Währenddessen scheinen Unzufriedenheit und Uneinigkeit unter den von der Türkei unterstützten Fraktionen der Nationalen Syrischen Armee (NSA) zu wachsen. Rund 60 Kämpfer protestierten am 5. April in Tell Abyad und forderten die Türkei auf, ihre überfälligen Gehälter zu zahlen und den Kämpfern die Einreise in das Gebiet westlich des Euphrats zu gestatten.
Ähnliche Forderungen wurden bereits am 17. März erhoben, als bewaffnete Milizen einen Sitzstreik veranstalteten und die Straße zwischen Tell Abyad und Ras al-Ain blockierten. Al-Monitor berichtet aus den türkisch besetzten Gebieten von ähnlichen Plünderungen wie in Afrin.
Die Versprechungen der Türkei gegenüber den islamistischen Milizen der NSA können offensichtlich nicht eingehalten werden: Neue Gebietsgewinne, neue finanzielle Ressourcen, Wiederaufbaumöglichkeiten und Öl waren die Hauptantriebskräfte für den Eifer der bewaffneten Milizen, an der "Operation Friedensfrühling" teilzunehmen. Die Türkei kann diese Begehren nicht mehr bedienen.
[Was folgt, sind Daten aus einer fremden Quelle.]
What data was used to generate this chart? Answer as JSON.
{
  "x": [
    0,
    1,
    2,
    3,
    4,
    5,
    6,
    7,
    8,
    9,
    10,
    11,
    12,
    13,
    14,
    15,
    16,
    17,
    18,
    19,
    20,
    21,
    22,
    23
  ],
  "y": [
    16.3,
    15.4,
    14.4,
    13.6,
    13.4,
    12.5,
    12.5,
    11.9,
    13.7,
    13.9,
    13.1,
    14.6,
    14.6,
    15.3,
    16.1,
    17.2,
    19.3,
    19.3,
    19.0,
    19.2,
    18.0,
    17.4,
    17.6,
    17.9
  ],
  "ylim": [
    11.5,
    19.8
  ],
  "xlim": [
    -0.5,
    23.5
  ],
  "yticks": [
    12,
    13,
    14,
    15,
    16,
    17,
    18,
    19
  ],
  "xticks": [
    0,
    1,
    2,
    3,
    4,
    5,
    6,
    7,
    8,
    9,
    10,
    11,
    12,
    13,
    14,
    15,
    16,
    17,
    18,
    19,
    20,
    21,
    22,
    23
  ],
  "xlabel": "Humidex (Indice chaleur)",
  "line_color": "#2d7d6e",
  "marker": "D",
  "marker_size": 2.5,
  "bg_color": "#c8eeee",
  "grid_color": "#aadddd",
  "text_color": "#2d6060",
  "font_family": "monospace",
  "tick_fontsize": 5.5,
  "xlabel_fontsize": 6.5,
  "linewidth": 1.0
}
Daher gehen die Milizen ihren eigenen Weg, um sich selbst zu bedienen. Das bedeutet, dass Erdogan mit seinem Regime nicht nur international an Boden verliert, sondern auch bei seinen, unter dem Namen NSA dschihadistischen Verbündeten im Kampf gegen die Kurden, die er ja angeblich in Schach halten sollte.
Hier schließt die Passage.